Rozładowany akumulator to częsta przyczyna unieruchomienia samochodu. W takiej sytuacji warto wiedzieć, jak sobie poradzić. W tym poradniku znajdziesz 7 praktycznych sposobów na odpalenie silnika auta z rozładowanym akumulatorem. Dowiesz się m.in. jak pożyczyć prąd z innego pojazdu za pomocą kabli rozruchowych, poprosić o pomoc obsługę parkingu czy wykorzystać siłę grawitacji na pochyłym terenie. Poznasz również tańsze i szybsze alternatywy dla tradycyjnej pomocy drogowej.

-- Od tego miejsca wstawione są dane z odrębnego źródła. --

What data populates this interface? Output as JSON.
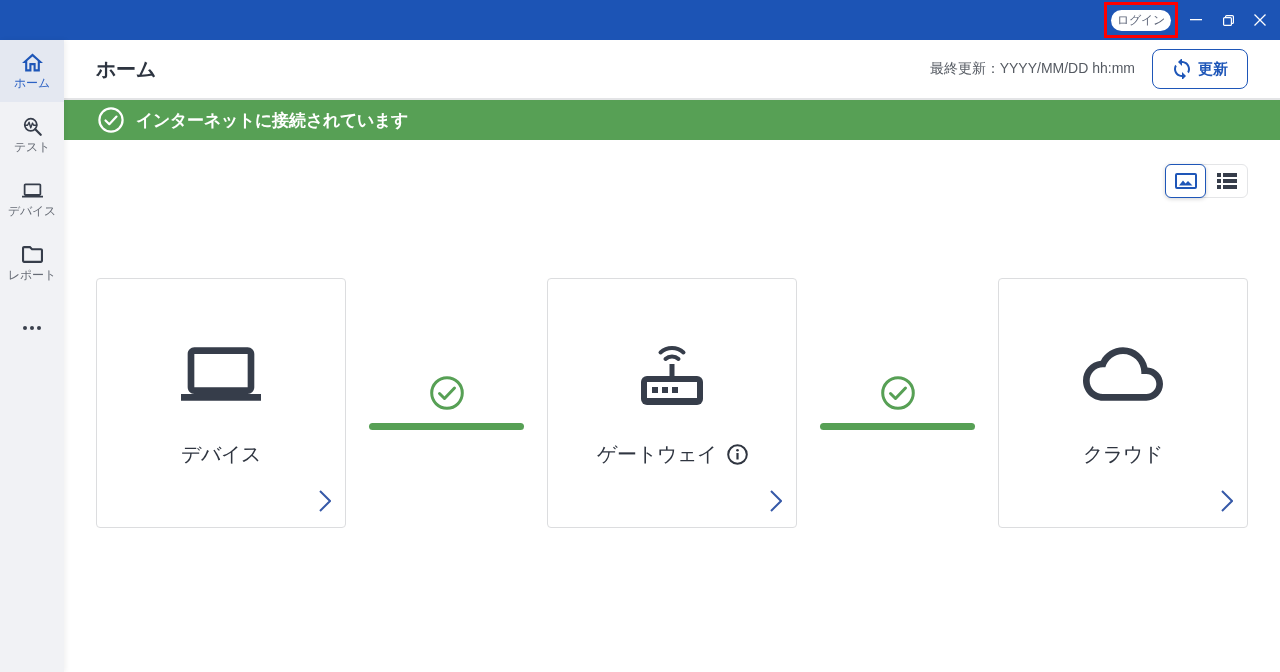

Naładuj akumulator samochodowy
Najprostszym i najbardziej oczywistym sposobem na uruchomienie samochodu z rozładowanym akumulatorem jest jego naładowanie. Niestety, pełne naładowanie akumulatora może zająć nawet ponad dobę, więc nie jest to rozwiązanie, gdy potrzebujemy szybko ruszyć w drogę.
Jeśli mamy dostęp do gniazdka elektrycznego, możemy podpiąć akumulator bezpośrednio do ładowarki. W przeciwnym razie konieczne będzie wyjęcie akumulatora z samochodu i zabranie go do domu lub warsztatu celem naładowania. Pamiętajmy, że akumulator może ważyć nawet kilkanaście kilogramów.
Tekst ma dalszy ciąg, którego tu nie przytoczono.